If you have the room, I would suggest all these vegetables but, especially, garden with the three sisters. They worked in olden days in the garden and will continue working today!

Tuesday, May 3, 2011

The Ark of the Chicken Condo

Ohio's rainiest April in recorded history has slowed down progress on the chicken condo only a little. With intense fervor, Chris still gets out there everyday and makes some progress but I am beginning to question what he is building. First, he loves animals and wants some to care for. Second, the rains just keep coming. Third, he's already expanded from chickens into ducks and, fourth, the project keeps growing. I'm convinced that he's building, not a tiny little chicken coop. I think he's building an ARK!

Chickens? I wonder. Chris and I were both involved in and traumatized by the primitive methods of preparing a chicken for the table when we were kids. If more people participated in that process or any other meat preparation, they might develop a greater appreciation and reverence for the animal that gives its life for our sustenance and, as a result, our nation of meat-eaters might consume less meat.
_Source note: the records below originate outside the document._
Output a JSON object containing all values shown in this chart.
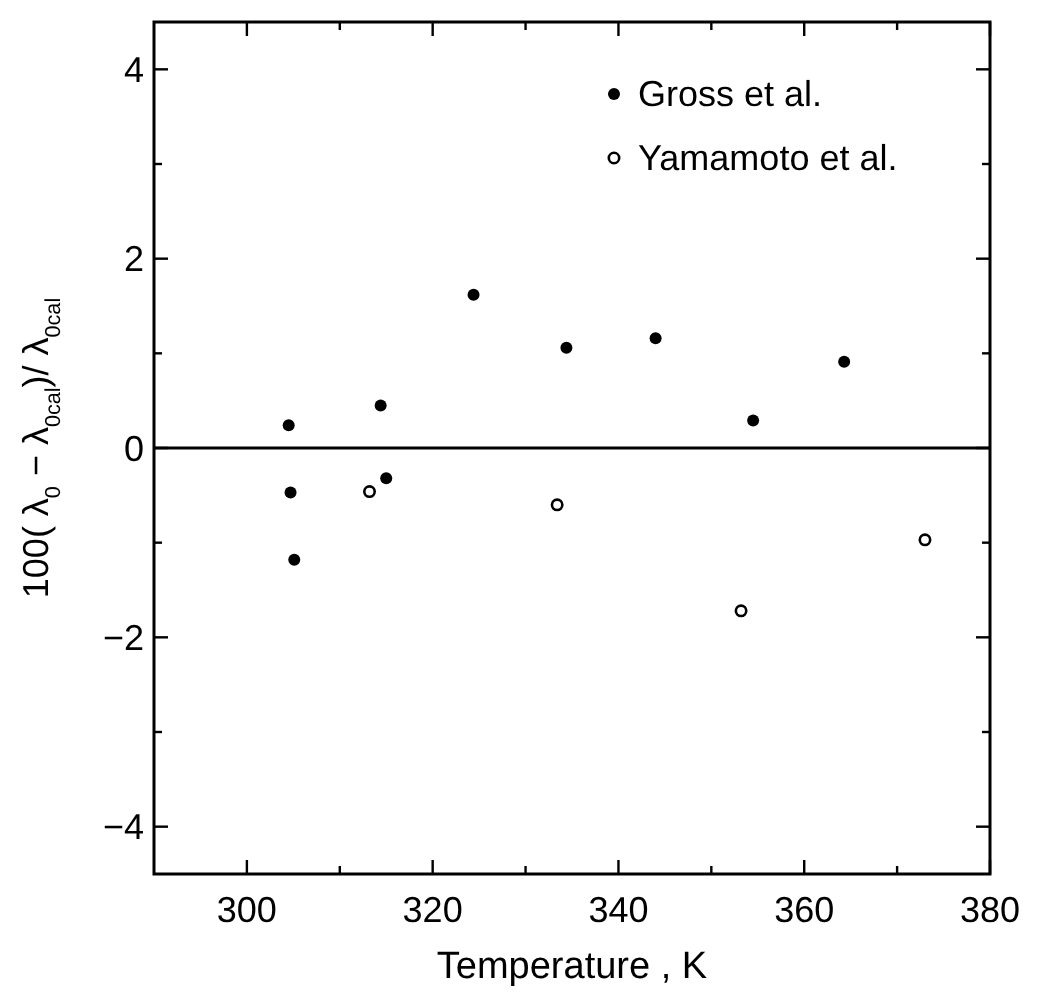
{
  "chart_data": {
    "type": "scatter",
    "xlabel": "Temperature , K",
    "ylabel": "100( λ$_{0}$ − λ$_{0cal}$)/ λ$_{0cal}$",
    "xlim": [
      290,
      380
    ],
    "xticks": [
      300,
      {
        "value": 310,
        "label": null
      },
      320,
      {
        "value": 330,
        "label": null
      },
      340,
      {
        "value": 350,
        "label": null
      },
      360,
      {
        "value": 370,
        "label": null
      },
      380
    ],
    "ylim": [
      -4.5,
      4.5
    ],
    "yticks": [
      -4,
      {
        "value": -3,
        "label": null
      },
      -2,
      {
        "value": -1,
        "label": null
      },
      0,
      {
        "value": 1,
        "label": null
      },
      2,
      {
        "value": 3,
        "label": null
      },
      4
    ],
    "ref_lines": [
      {
        "axis": "y",
        "value": 0,
        "color": "#000000"
      }
    ],
    "legend": "top right",
    "grid": false,
    "marker": "circle",
    "series": [
      {
        "name": "Gross et al.",
        "color": "#000000",
        "x": [
          304.5,
          304.7,
          305.1,
          314.4,
          315.0,
          324.4,
          334.4,
          344.0,
          354.5,
          364.3
        ],
        "values": [
          0.24,
          -0.47,
          -1.18,
          0.45,
          -0.32,
          1.62,
          1.06,
          1.16,
          0.29,
          0.91
        ]
      },
      {
        "name": "Yamamoto et al.",
        "color": "#000000",
        "x": [
          313.2,
          333.4,
          353.2,
          373.0
        ],
        "values": [
          -0.46,
          -0.6,
          -1.72,
          -0.97
        ]
      }
    ]
  }
}
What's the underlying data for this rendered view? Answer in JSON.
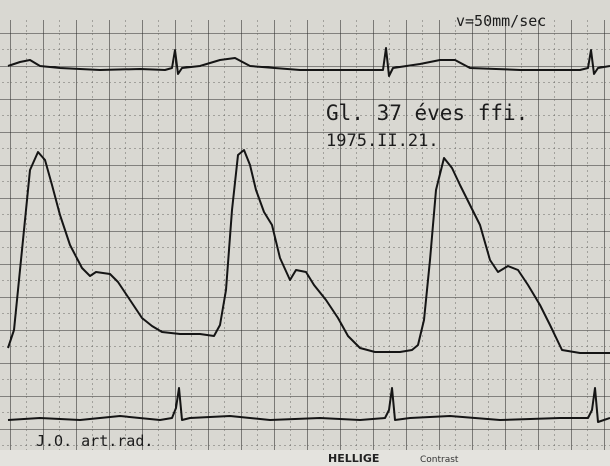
{
  "speed_label": "v=50mm/sec",
  "patient_label": "Gl. 37 éves ffi.",
  "date_label": "1975.II.21.",
  "lead_label": "J.O. art.rad.",
  "footer": {
    "brand": "HELLIGE",
    "product": "Contrast"
  }
}
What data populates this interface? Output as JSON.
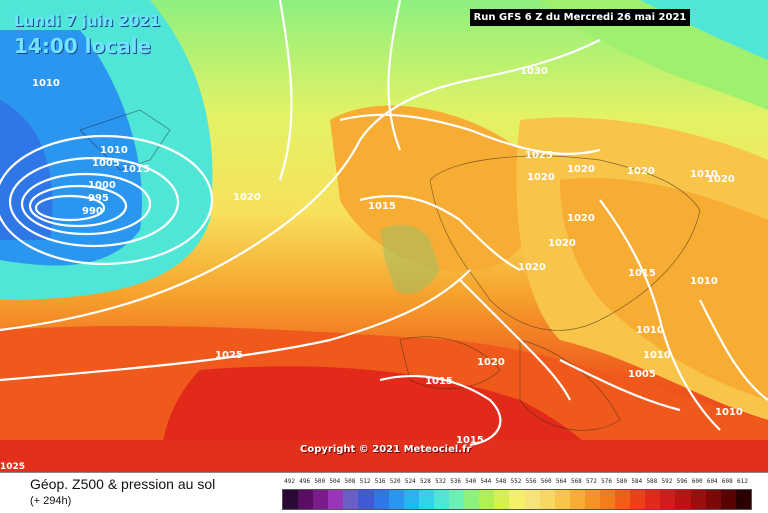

Getting back to an intimacy with our food couldn't help but make us healthier as a nation. Children now are so far removed from the source of their meat that the habits of disregarding the life of the animal are well-ingrained and chicken in our country is consumed at an enormous rate! That has led to production practices that often appear to be inhumane.

I'm not the only one who feels this way. The author of The Color Purple, Alice Walker, has chickens in her backyard. I heard her interview on the Diane Reames Show on NPR. Her current experiences with chickens has caused a backlash of childhood memories of chicken day and a renewed reverence for animals. The childhood "trauma" she experienced caused her to try a vegan diet for awhile but she is back now to eating some meat, including chicken occasionally. She has written a memoir of her thoughts, her travel adventures and letters to her chickens. No kidding.

And that brings me back to this project Chris is preparing. Whether it's an ark or a chicken coop, I'm convinced that whatever lives in or around it will be treated with the utmost care and respect with windows and a movable yard where they can "graze" and find insects because chickens like to do that. Will the rains subside? Will we soon learn his true intention? I can only hope. The ducks arrive soon, followed by chicks, and then who knows? If they arrive 2 X 2, from where you sit now, you'll be able to hear me!